Neben der Infrastruktur will Strobl auch die Datensicherheit verbessern. Dafür plant er eine Cyberwehr, die an sieben Tagen rund um die Uhr mit Notfallteams bei Angriffen über das Internet helfen kann. Auch im Gesundheitsbereich könne die Digitalisierung helfen, wenn zum Beispiel per Handy ein Foto eines Hautflecks zum Facharzt geschickt werde. „Der Arzt kann dann entscheiden, ob der Patient sofort in die Praxis kommen muss, erst in einem halben Jahr oder gar nicht.“

In der anschließenden Diskussionsrunde wünschte sich Frickenhausens Bürgermeister Simon Blessing vom Ministerium eine Vereinfachung der Förderprogramme. Großbettlingens Schultes Martin Fritz stellte fest: „Wir fallen durch alle Förderprogramme durch.“ Er hoffe auf eine Art Refinanzierung, wenn die Gemeinde den Ausbau der Infrastruktur selbst übernehme.

„Wir bewilligen bereits Hunderte von Anträgen“, antwortete Strobl. Einer Familie würde aktuell eine Geschwindigkeit von 50 Megabit ausreichen. „Das geht heute noch, aber in Zukunft nicht mehr.“ In Wolfschlugen gebe es Bereiche, die noch unter 30 Megabit liegen würden, stellte der dortige Bürgermeister Matthias Ruckh fest.

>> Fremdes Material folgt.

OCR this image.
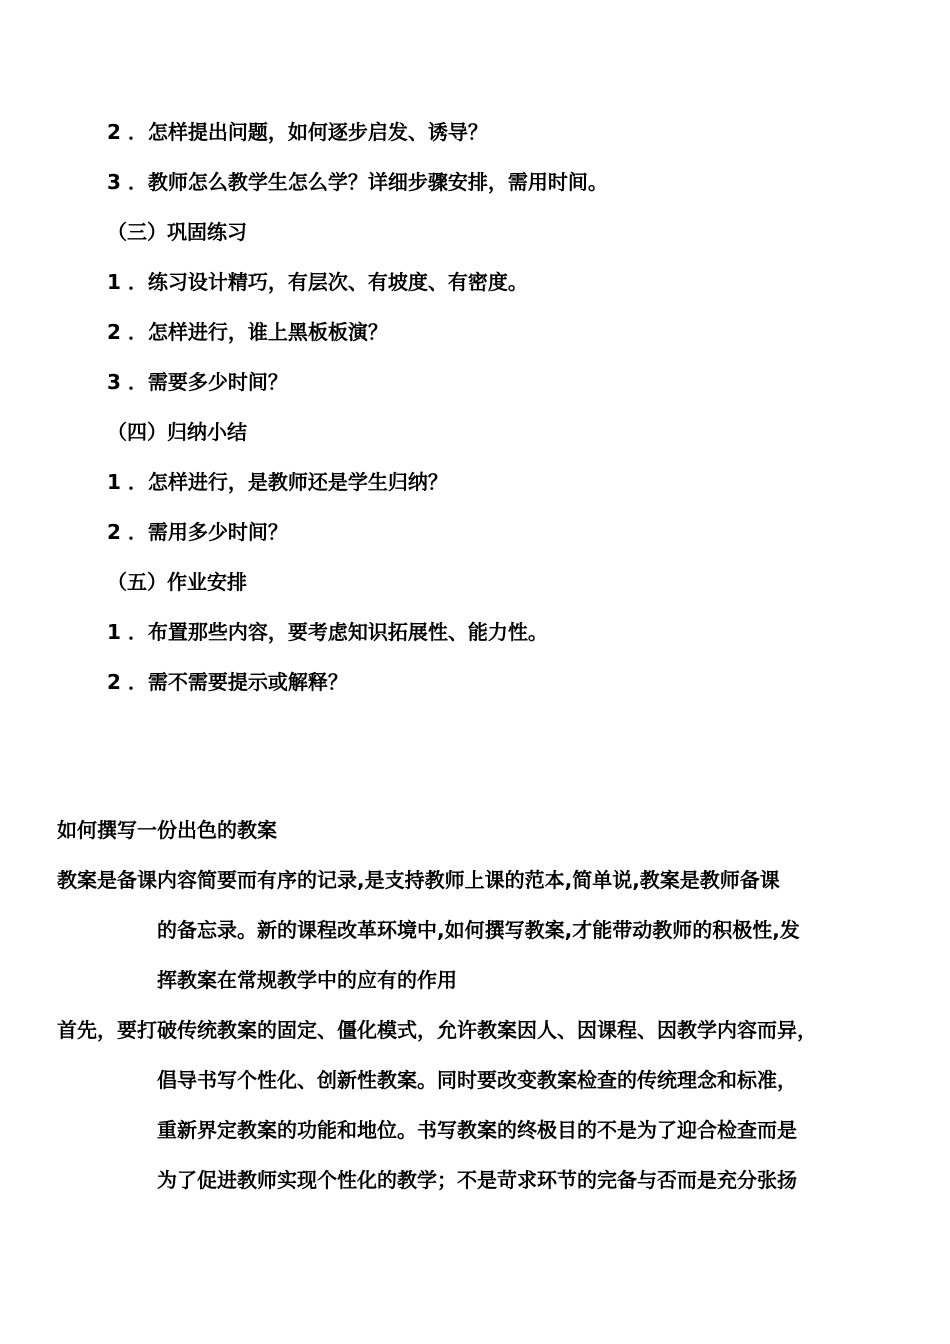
2 ．怎样提出问题，如何逐步启发、诱导？
3 ．教师怎么教学生怎么学？详细步骤安排，需用时间。
（三）巩固练习
1 ．练习设计精巧，有层次、有坡度、有密度。
2 ．怎样进行，谁上黑板板演？
3 ．需要多少时间？
（四）归纳小结
1 ．怎样进行，是教师还是学生归纳？
2 ．需用多少时间？
（五）作业安排
1 ．布置那些内容，要考虑知识拓展性、能力性。
2 ．需不需要提示或解释？
如何撰写一份出色的教案
教案是备课内容简要而有序的记录,是支持教师上课的范本,简单说,教案是教师备课
的备忘录。新的课程改革环境中,如何撰写教案,才能带动教师的积极性,发
挥教案在常规教学中的应有的作用
首先，要打破传统教案的固定、僵化模式，允许教案因人、因课程、因教学内容而异，
倡导书写个性化、创新性教案。同时要改变教案检查的传统理念和标准，
重新界定教案的功能和地位。书写教案的终极目的不是为了迎合检查而是
为了促进教师实现个性化的教学；不是苛求环节的完备与否而是充分张扬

Dr. Horst Gras, Geschäftsführer des Unternehmens Badger Meter, kann in seinem Betrieb in Neuffen sogar nur mit einer Geschwindigkeit von 8,5 Megabit arbeiten. „Damit kann ich nicht leben. Wir brauchen für die Industrie ganz schnell Lösungen.“ Die Gemeinden, die keinen Breitbandanschluss anbieten, würden schon bald keine Gewerbesteuereinnahmen und Arbeitsplätze mehr haben. Für seine Fertigungsstätte in Tschechien sei ihm bereits für 2018 ein Breitbandanschluss zugesichert worden. „Jetzt ist die Frage: Wo wird zukünftig die Entwicklung der Firma sein? Bleiben die Ingenieure in Neuffen oder gehen sie nach Tschechien?“

Den Wegzug aus dem Landkreis Esslingen hat ein anderer Unternehmer bereits vollzogen. Vor vier Wochen habe er seine Zelte in Kirchheim/Teck abgebrochen und das Produktionswerk der Firma in Zell im Landkreis Göppingen angesiedelt, sagte er. Dort habe die Gemeindeverwaltung zugesagt, die nötige Infrastruktur zur Verfügung zu stellen.

Markus Grupp, Wirtschaftsförderer des Landkreises Esslingen, stellte fest, dass „41 Prozent der Betriebe im Landkreis unterversorgt“ seien. Es gebe einen großen Nachholbedarf, weil „viele Fördergelder in den ländlichen Raum geflossen sind“. Thomas Strobl versprach, die Richtlinien zu überarbeiten, damit künftig auch die Ballungsräume mehr zum Zuge kämen.